Saturday, August 24, 2013

Week Two: The Great Gatsby, a Literary Work

What are the key components of a literary work?  Is there a standard way to distinguish the good from the bad?  Much of what society declares “literature” is solely opinion-based; either people enjoy the writing or they don’t.  I think most can agree that classics such as The Great Gatsby by F. Scott Fitzgerald are important pieces of literature even if they’re not considered “favorites”.  I believe that to be classified as a literary work, a novel needs to serve some purpose that is represented strongly throughout.  The Great Gatsby is often referred to as “the great American novel”, a title that lends itself to an eventual purpose. 

Fitzgerald has set up what is supposed to be the great American Dream in his story of Jay Gatsby, a man who created himself by overcoming poverty, gaining wealth and popularity, and fighting for romance.  The narrator even describes his personality as “gorgeous” (Fitzgerald 4) and claims his smile is a “rare [smile] with a quality of eternal reassurance in it” (Fitzgerald 36).  What's strange about him, then, is his reserve.  He himself is never ostentatious; he hangs back during parties and often goes unseen.  He's the complete opposite of most of the characters who thrive on attention.  I suppose in a way he's using his house and money to get the attention, which is what his peers do (but in a more upfront manner).  It's the mystery of this man that makes the novel both compelling and confusing.  

Another part of this concept is the difference between determination and greed.  The Great Gatsby is an excellent example of how money is both necessary for and detrimental to life.  “[Tom and Daisy] were careless people…-they smashed up things and creatures and then retreated back into their money or their vast carelessness…and let other people clean up the mess they had made.”  They are supposed to be living the American dream, rolling in their fortunes, but the fact is they are miserable.  Their love lives are tangled in a web and their greed constantly leads to excess drama.  So is Gatsby different, and if so what makes him different?  It seems his determination is centered around Daisy, so as readers, we could argue that flaunting his fortune is purely for love.  He wanted to impress her and seemingly “revalued everything in his house according to the measure of response it drew from her well-loved eyes” (Fitzgerald 65).  It was Daisy’s beautiful and expensive home that “increased her value in his eyes” (Fitzgerald 105).  Of course, expense increased the value of everything in everyone’s eyes.  The narrator even searched for the cause of Daisy’s voice and eventually discovered it was “full of money” (Fitzgerald 85).  This brings to light one reason why The Great Gatsby is a literary work: it perfectly illustrates the Roaring Twenties.

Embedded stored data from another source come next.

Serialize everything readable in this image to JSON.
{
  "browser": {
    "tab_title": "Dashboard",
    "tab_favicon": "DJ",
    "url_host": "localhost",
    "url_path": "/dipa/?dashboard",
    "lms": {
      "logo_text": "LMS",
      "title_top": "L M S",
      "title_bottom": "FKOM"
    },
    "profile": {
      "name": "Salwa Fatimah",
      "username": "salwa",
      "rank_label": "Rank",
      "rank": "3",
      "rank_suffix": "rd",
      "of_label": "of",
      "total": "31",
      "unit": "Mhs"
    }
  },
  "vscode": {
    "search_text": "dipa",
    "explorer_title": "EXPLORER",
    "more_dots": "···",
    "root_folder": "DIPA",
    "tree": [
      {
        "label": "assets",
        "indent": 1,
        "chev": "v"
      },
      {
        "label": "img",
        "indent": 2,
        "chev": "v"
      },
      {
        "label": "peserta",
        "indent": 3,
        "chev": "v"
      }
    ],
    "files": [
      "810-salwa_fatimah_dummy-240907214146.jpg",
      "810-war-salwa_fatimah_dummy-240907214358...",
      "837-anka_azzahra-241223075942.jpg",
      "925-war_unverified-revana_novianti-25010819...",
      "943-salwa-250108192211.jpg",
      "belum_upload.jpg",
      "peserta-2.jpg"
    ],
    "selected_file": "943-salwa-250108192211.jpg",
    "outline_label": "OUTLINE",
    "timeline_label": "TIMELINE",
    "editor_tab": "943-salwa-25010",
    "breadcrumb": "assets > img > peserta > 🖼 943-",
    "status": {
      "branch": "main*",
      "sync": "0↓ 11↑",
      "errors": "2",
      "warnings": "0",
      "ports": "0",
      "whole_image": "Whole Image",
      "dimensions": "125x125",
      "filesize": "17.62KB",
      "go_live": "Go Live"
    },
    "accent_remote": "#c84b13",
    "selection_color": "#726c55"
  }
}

Fitzgerald’s depiction of the Jazz Age is very solid throughout the novel.  It’s all about music, dancing, parties, romance, cars, and most importantly: money.  He creates images that so strongly reflect the time period that you feel a part of it.  The imagery in the party scenes allows you to hear the band, taste the wine, and see the beauty.  But above all, the interesting and rather twisted part of this novel is despite all the riches and luxury, the characters are rather pathetic.  Although Fitzgerald leaves most of their deeper personalities to interpretation, most of what he chooses to tell us is not pleasant.  This overpowering conflict of desire and misery drives the story behind the wheel of a Rolls Royce, which may be a symbol of luxury but certainly not one of happiness.